L’espulsione del liquido può diventare occasione di contagio? «Non è dimostrata la trasmissione attraverso orina o sudore - contesta Barchiesi - nonostante il rene sia primariamente coinvolto dal virus. Il Covid 19 infatti è una malattia sistemica che coinvolge oltre ai polmoni altri organi principali: fegato, intestino, miocardio e anche il rene». Si è letto anche che ai tempi della Sars piccole quantità del virus potessero sopravvivere nell’acqua diversi giorni soprattutto se la temperatura era vicina allo zero. 
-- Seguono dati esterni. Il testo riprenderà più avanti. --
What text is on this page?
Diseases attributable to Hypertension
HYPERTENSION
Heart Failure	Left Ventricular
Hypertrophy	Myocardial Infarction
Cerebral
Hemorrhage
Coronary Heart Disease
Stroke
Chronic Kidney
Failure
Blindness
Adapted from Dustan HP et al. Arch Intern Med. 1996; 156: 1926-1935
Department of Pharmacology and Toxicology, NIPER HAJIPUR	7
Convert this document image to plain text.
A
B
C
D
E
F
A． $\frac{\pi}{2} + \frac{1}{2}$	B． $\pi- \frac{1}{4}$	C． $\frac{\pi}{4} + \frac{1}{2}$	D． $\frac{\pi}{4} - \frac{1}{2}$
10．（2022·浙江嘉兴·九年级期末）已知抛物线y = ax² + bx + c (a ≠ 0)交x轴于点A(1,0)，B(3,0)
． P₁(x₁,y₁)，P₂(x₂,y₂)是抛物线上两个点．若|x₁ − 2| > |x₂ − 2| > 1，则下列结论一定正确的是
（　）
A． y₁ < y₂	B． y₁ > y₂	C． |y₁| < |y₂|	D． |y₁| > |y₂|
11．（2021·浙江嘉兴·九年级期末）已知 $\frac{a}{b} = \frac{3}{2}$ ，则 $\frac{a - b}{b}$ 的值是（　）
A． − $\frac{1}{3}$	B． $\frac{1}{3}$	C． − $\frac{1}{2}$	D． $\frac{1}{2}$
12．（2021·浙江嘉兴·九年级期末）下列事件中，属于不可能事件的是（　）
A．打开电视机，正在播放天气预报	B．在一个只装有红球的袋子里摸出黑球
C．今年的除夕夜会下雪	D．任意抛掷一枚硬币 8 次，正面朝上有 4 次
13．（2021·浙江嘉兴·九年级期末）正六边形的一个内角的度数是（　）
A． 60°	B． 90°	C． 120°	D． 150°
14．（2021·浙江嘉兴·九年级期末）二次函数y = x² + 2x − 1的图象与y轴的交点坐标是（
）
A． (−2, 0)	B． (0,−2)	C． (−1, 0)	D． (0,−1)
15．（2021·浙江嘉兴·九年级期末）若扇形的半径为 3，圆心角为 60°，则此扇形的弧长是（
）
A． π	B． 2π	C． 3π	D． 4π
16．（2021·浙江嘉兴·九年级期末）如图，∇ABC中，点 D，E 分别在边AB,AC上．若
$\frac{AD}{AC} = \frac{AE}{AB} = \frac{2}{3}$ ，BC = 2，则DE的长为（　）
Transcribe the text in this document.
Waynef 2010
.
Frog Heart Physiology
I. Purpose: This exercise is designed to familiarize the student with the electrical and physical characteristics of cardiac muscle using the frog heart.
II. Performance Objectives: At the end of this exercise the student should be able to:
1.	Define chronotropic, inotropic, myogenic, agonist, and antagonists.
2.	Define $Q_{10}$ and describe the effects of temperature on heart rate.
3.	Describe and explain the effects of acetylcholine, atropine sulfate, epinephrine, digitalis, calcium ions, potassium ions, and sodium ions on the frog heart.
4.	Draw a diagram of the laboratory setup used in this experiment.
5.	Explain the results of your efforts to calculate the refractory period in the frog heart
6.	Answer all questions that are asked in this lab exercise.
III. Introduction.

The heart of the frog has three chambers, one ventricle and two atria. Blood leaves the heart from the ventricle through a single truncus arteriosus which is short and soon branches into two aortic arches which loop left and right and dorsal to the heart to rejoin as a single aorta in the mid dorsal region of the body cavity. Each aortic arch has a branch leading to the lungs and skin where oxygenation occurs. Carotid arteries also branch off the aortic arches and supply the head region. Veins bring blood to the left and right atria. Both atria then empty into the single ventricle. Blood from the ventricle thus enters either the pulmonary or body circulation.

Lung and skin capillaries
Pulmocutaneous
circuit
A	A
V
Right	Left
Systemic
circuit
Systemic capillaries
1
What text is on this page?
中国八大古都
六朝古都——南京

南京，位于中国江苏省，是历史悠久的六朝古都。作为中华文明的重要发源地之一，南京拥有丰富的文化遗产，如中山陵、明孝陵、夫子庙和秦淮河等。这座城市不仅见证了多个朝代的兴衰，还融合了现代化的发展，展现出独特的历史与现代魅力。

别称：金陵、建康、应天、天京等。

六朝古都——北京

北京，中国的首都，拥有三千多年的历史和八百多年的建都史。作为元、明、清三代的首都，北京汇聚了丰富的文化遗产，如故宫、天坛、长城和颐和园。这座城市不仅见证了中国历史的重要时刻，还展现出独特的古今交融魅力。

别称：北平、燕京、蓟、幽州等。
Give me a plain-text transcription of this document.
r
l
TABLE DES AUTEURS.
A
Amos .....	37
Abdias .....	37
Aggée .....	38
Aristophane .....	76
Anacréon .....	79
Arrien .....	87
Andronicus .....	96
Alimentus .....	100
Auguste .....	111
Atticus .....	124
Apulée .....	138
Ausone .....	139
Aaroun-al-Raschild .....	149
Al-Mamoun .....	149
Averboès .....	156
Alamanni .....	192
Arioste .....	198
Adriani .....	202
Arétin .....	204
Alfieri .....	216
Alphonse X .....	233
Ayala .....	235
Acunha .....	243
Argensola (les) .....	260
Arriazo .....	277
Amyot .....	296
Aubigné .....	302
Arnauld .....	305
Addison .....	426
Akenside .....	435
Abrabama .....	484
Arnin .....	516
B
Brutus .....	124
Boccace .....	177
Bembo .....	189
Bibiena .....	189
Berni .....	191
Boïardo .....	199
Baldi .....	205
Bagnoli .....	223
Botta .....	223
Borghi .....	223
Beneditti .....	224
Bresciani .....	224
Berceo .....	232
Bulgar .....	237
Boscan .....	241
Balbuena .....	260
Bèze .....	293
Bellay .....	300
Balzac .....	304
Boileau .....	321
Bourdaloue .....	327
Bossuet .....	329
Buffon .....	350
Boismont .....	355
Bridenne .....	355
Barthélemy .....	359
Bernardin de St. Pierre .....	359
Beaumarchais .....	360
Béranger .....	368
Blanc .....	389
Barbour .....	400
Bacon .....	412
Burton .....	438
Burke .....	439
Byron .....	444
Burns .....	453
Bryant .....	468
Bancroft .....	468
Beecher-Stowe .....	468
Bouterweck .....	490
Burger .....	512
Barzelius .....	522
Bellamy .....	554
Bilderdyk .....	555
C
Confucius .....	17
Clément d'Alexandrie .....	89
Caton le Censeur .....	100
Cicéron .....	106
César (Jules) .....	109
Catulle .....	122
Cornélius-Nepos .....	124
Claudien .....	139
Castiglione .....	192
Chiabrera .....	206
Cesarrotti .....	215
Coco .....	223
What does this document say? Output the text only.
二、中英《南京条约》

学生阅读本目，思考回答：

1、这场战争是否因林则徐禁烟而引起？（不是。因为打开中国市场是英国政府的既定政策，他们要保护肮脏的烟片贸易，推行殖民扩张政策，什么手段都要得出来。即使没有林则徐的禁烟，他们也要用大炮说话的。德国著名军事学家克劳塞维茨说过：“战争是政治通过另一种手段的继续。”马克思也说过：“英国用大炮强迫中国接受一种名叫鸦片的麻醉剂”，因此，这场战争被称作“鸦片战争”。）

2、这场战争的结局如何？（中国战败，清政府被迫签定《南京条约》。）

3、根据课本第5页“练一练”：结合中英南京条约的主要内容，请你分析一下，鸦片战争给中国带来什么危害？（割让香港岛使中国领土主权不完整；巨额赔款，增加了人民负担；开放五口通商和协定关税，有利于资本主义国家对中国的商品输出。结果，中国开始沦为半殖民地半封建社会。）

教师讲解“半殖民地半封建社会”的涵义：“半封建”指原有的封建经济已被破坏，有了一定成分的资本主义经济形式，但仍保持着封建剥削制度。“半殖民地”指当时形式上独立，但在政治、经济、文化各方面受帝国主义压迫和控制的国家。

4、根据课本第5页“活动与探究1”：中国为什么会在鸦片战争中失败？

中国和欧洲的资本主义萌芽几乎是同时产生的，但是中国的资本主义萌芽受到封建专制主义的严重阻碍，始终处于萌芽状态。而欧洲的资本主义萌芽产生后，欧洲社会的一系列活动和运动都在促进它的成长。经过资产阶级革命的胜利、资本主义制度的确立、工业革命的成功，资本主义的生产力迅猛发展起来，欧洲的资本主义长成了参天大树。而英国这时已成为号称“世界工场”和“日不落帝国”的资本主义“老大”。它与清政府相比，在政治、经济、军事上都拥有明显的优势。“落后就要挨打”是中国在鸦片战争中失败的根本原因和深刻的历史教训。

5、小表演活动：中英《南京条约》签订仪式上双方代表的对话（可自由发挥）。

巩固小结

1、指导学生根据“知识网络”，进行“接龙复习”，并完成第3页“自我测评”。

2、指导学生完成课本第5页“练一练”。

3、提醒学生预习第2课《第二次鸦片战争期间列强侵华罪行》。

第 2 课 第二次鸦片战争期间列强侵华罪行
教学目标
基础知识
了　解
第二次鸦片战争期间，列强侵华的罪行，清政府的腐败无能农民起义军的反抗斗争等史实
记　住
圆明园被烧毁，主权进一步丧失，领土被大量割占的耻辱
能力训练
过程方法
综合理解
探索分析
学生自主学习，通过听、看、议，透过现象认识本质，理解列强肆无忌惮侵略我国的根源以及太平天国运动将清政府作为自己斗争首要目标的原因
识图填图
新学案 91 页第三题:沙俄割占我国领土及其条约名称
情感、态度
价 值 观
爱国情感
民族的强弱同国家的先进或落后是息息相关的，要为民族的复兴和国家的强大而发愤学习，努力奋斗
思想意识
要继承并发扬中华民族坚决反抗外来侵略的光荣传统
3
«Non credo che ci siano dati che dimostrano la possibilità di sopravvivenza del virus in acqua» continua Barchiesi che prende spunto anche su un’altra questione dibattuta a livello internazionale, cioè se le tracce di Rna trovate nell’acqua sono capaci di infettare o sono solo scarti e frammenti privi di contagiosità. 

«Anche fossero virus interi sono poco concentrati e quindi bisogna tornare sempre al principio della concentrazione». In questo caso gli studi chimici forniscono un ulteriore elemento di tranquillità sul punto specifico dei bagni in mare oltre a quello dei raggi UV. 


«La salinità dell’acqua - conclude l’accademico - garantisce una capacità di disinfezione che come dicevamo prima abbatte la carica virale. Sui bagni in mare sono tranquillo è su tutto il resto che bisognerà continuare a fare grande attenzione e la distanza interpersonale resterà la regola aurea».